Entrepreneurship Trends You Should Know

Entrepreneurship in America is strong. People are starting businesses in droves. If you count yourself amongst this group, or are considering jumping into the big startup pool, here are some recent and current trends you should be aware of.

27 Million

According to a report from the Global Entrepreneurship Monitor (GEM), the United States now has 27 million people who can count themselves as entrepreneurs. That means that almost 14% of the working population in America are starting or running new businesses. While this particular study has only been going for 16 years, the current year’s number of 27 million is a record high.

Despite the fact that the U.S. is a developed nation, with a strong economy, where it is relatively easy to find employment (when compared to other less developed countries anyway), for the first time, over half the working population thinks starting a business is a good idea.

People with Plans

The same study also shows that American entrepreneurs tend to put their money with their mouth is. Of the people who say that they plan to start a business in the next three years, 80% end up following through with some kind of positive entrepreneurial action, like registering a company name. Not only that, but nearly a quarter of U.S. entrepreneurs say that they plan to employ as many as 20 people within five years.

Entrepreneurs are Thinking Positive

Not only is entrepreneurship itself strong, but people seem to be starting businesses for encouraging reasons. Among the 24 innovation driven economies that were tracked in the report, the U.S. had the highest number of entrepreneurs who were motivated by opportunity. That means American entrepreneurs, more so than in any other country, are starting businesses because they believe they can raise either their income or their level of independence.

Everyone’s a Marketer

Marketing and entrepreneurship are experiencing a ton of cross-over.

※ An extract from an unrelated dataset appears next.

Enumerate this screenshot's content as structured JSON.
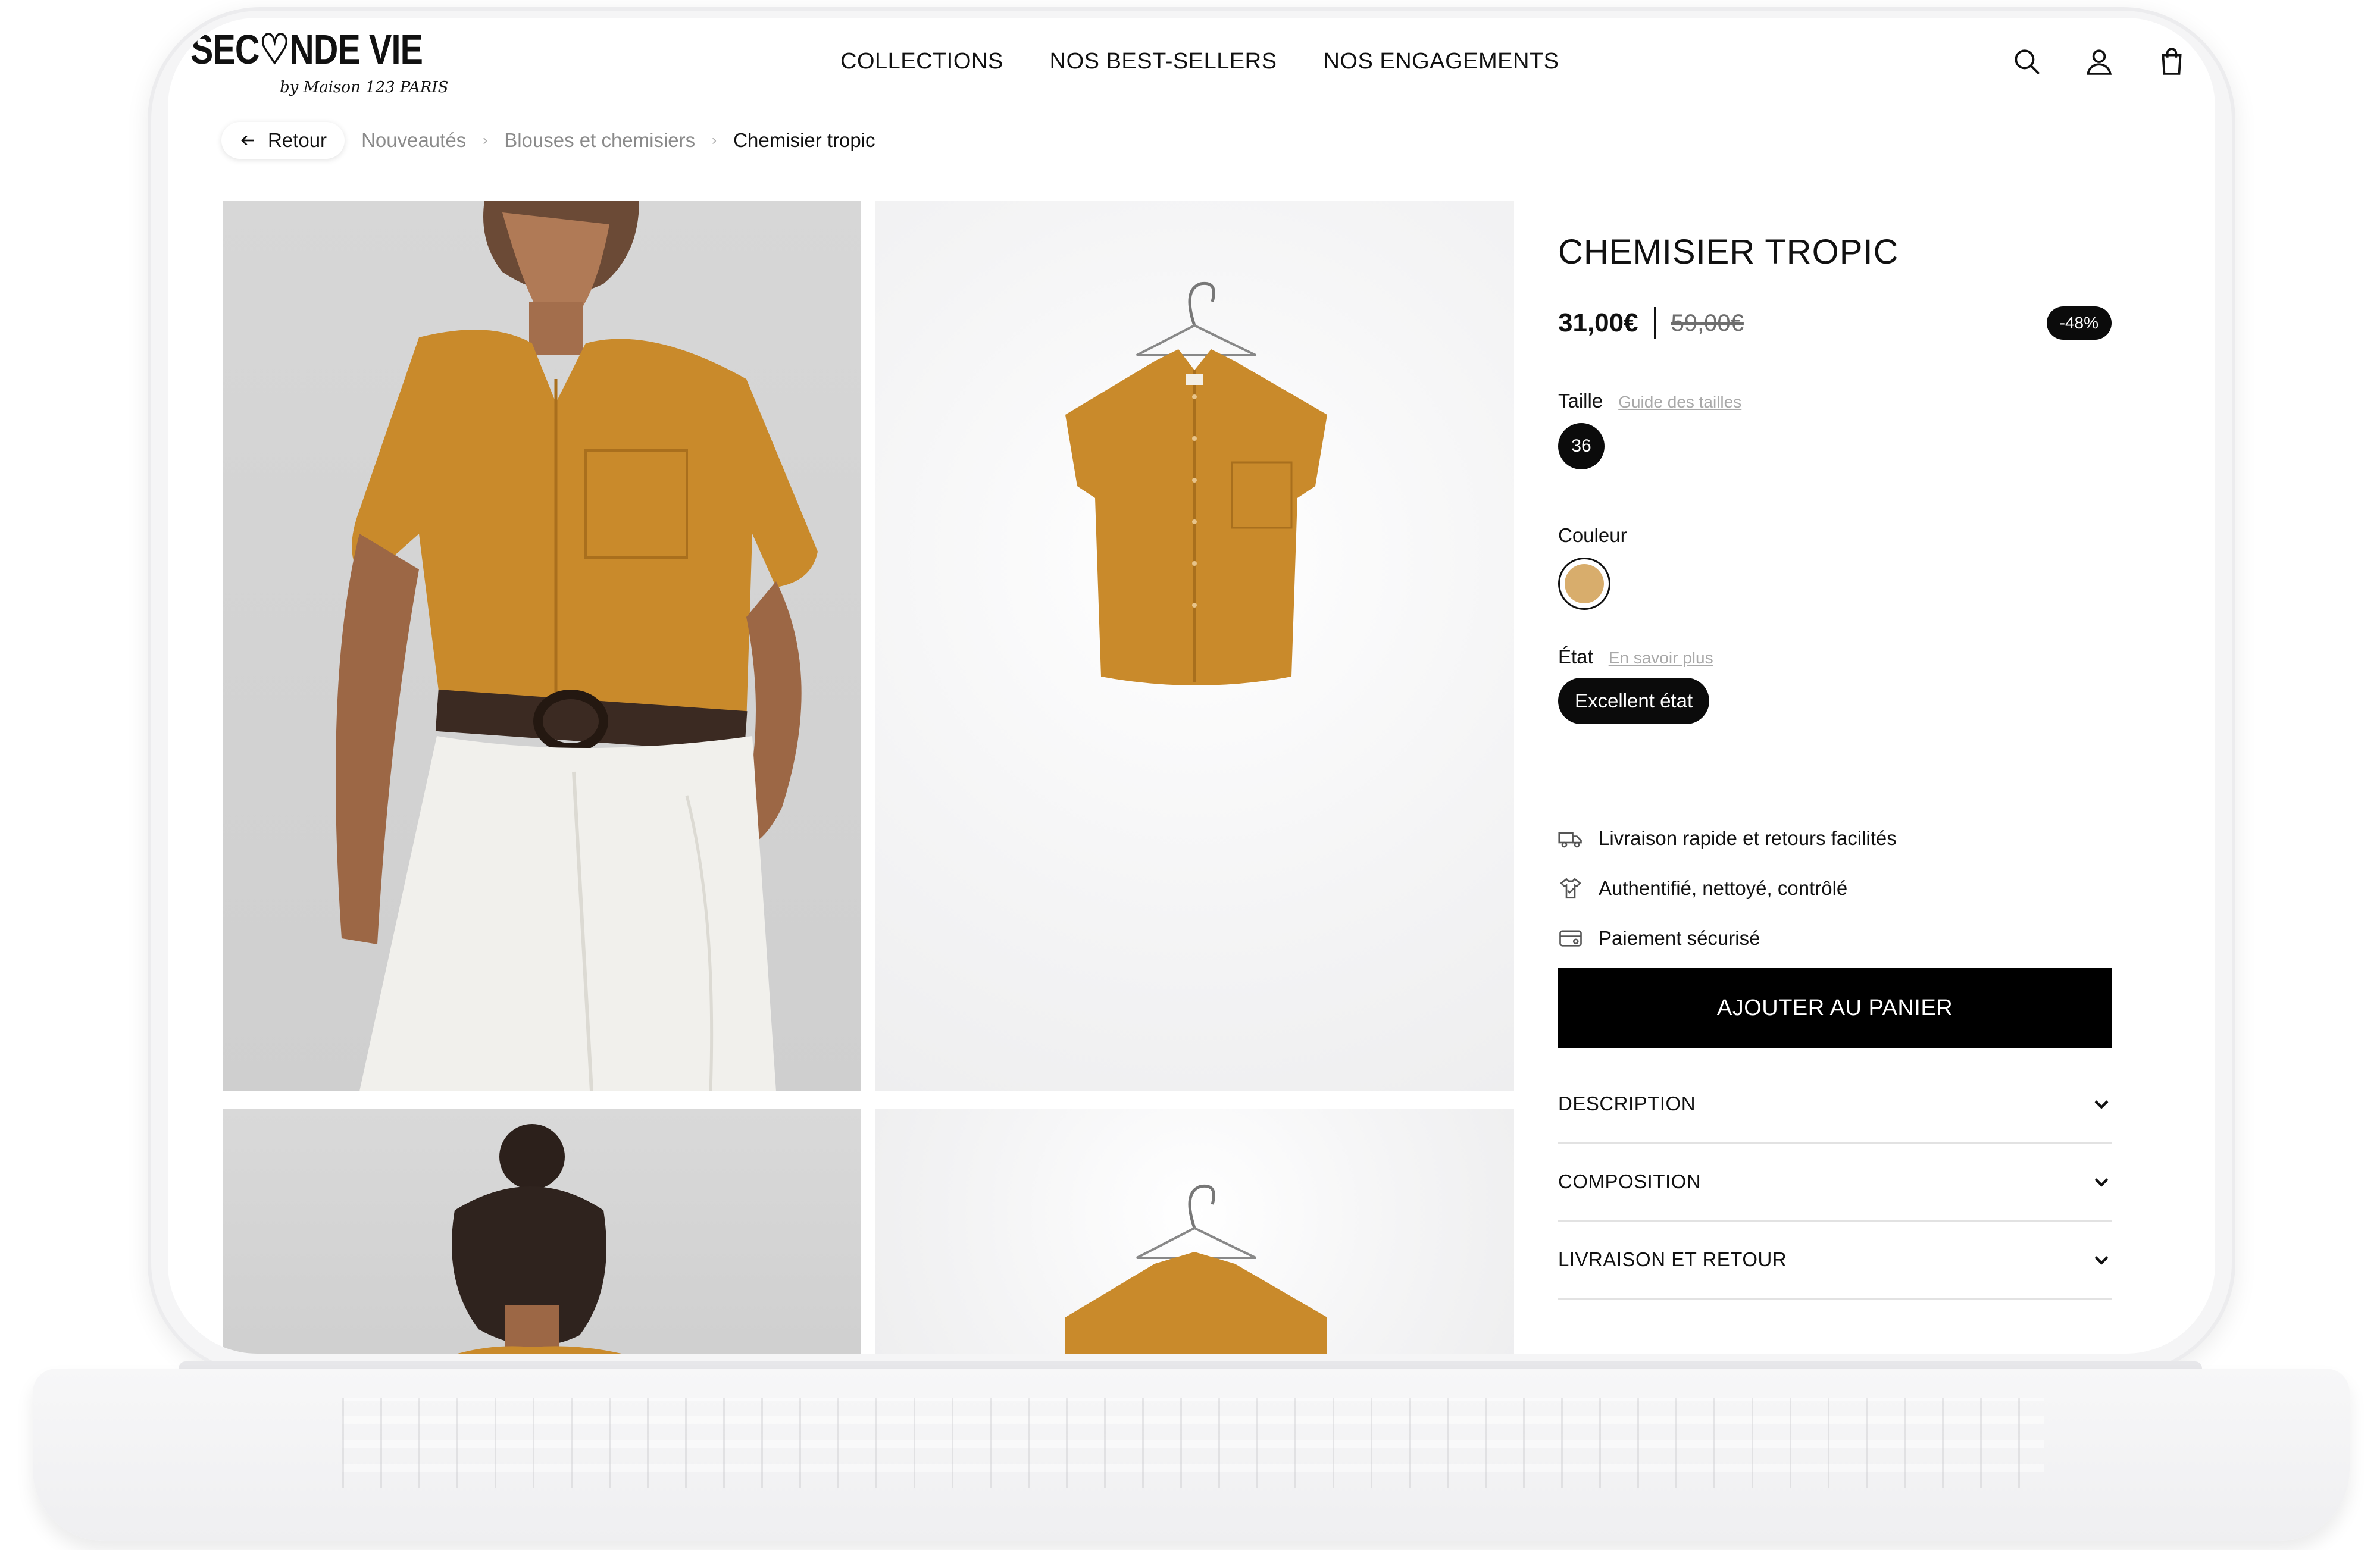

This means marketers are becoming entrepreneurs, and entrepreneurs are becoming marketers. The implications here are that marketing has become one of the most important skillsets for those wishing to start a business. If you want to build a company, you’re going to have to be able to get out there and market that company on the internet. So, naturally, the people who already possess marketing skills are finding the transition to being an entrepreneur an organic one. It also means entrepreneurs without a marketing background are having to give themselves a crash course.

Fueled by Freelancers

Many of today’s entrepreneurs start out as companies of one. But that doesn’t mean they are stuck doing everything themselves. Solo entrepreneurs are turning to freelancers or contract workers to help them fill in the gaps in their own knowledge, or to delegate tasks where they can stand to be a little bit more hands off. This is usually less expensive for the entrepreneur than hiring a full-time employee. It’s also helped to build a freelance economy, with startup websites helping to connect entrepreneurs and freelancers, and many freelancers eventually turning into entrepreneurs themselves.

Sharing Economy

Whether it’s ride-sharing with Uber and Lyft, apartment sharing with Airbnb, or co-working spaces like WeWork or NextSpace, the current entrepreneur culture has shown a willingness to collaborate and work together, with everybody benefitting in the process. These businesses also tend to have altruistic or social goals. Expect to see more of these sharing economy companies in the next several years, as millennials especially tend to put a low value on individual ownership.